Welcome back to "Doggerel," where I ramble on about words and phrases that are misused, abused, or just plain meaningless.
The problem with this rhetorical question is that, irony of ironies, it's employed by people who have a habit of unnecessarily multiplying pluralities. In other words, they violate Occam's razor.
Take, for example, the topic of a psychic, like John Edward, who reportedly researches his victims before his sessions, and a woo who insists he's psychic. Which situation is more complicated?: The one where JE uses Google, obituaries, information-extracting accomplices, and cold reading techniques in addition to the previously stated hot reading ones, or that he uses psychic powers?

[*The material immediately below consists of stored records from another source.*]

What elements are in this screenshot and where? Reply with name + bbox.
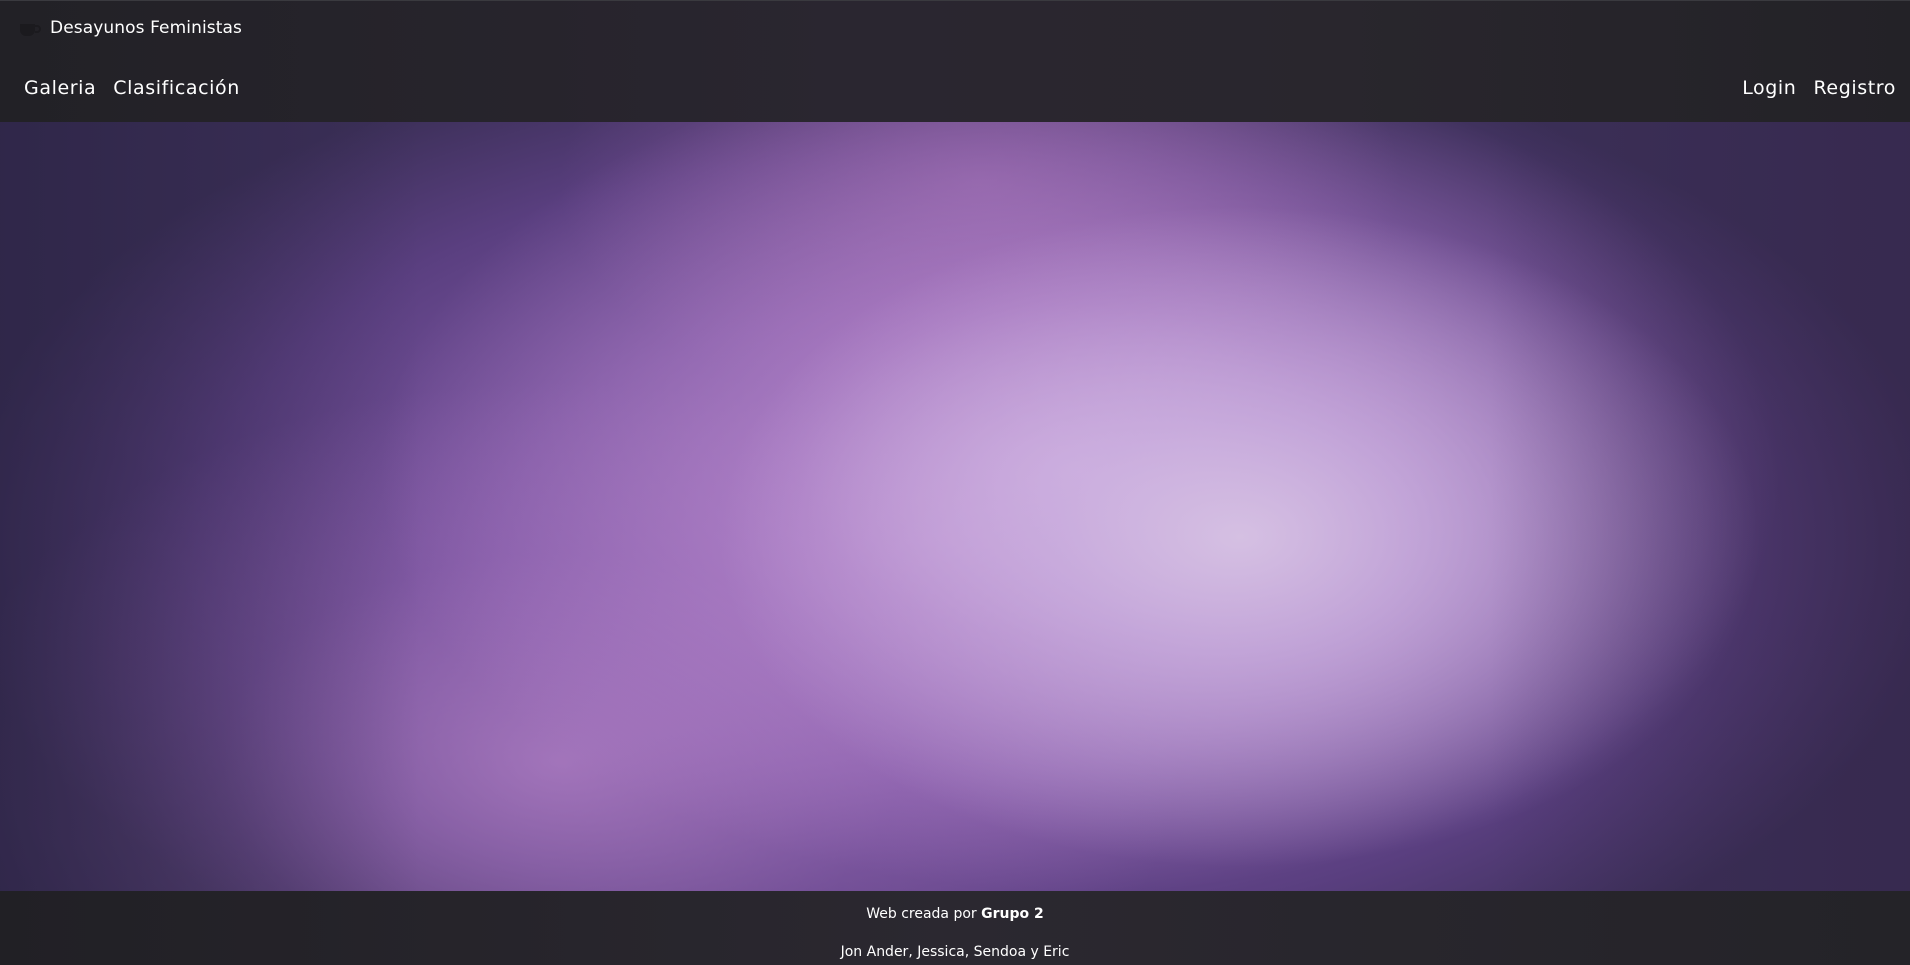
footer-authors: Jon Ander, Jessica, Sendoa y Eric: [840, 944, 1070, 960]
nav-link-galeria[interactable]: Galeria: [24, 77, 96, 99]
top-navbar: Desayunos Feministas Galeria Clasificaci…: [0, 0, 1910, 122]
footer: Web creada por Grupo 2 Jon Ander, Jessic…: [0, 891, 1910, 965]
nav-link-registro[interactable]: Registro: [1813, 77, 1896, 99]
nav-link-clasificacion[interactable]: Clasificación: [113, 77, 240, 99]
nav-left: Galeria Clasificación: [24, 77, 257, 99]
nav-link-login[interactable]: Login: [1742, 77, 1796, 99]
brand-title[interactable]: Desayunos Feministas: [50, 18, 242, 38]
footer-credit-group: Grupo 2: [981, 906, 1044, 922]
footer-credit-prefix: Web creada por: [866, 906, 977, 922]
brand[interactable]: Desayunos Feministas: [17, 17, 242, 39]
hero-background: [0, 122, 1910, 891]
footer-credit: Web creada por Grupo 2: [0, 906, 1910, 922]
nav-right: Login Registro: [1725, 77, 1896, 99]
page: Desayunos Feministas Galeria Clasificaci…: [0, 0, 1910, 965]
coffee-cup-icon: [17, 19, 43, 37]
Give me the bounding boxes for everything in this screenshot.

Well, if someone's directed you to this Doggerel in response to post or comment of yours, the answer may be surprising: The psychic power scenario is actually more complicated: We know that Google exists. We know that obituaries exist. We know that some people use accomplices to extract information. We know cold reading exists. (It's detailed in some stage magic books.) Any one of these may be able to suffice. Psychic powers are, at best, in dispute, and unnecessary to explain JE's performances.
That's why the tests like Randi's are important: Eliminate the known explanations, so that psychic explanations and the like become necessary to explain the results.
Of course, if psychic powers and other woo things do exist, it becomes necessary to explain why no one has been able to pass a genuine test using them. It also becomes necessary to explain why paranormal research has made zero progress.
All of this applies pretty equally to all woo: They all posit entities that would easily pass some tests, but such tests always end in failure, and are typically avoided. Whether it's the alleged link between thimerosal and autism or Bigfoot, they all have to explain the evasions and failures, often citing an even more absurd entity: A conspiracy of millions that works perfectly.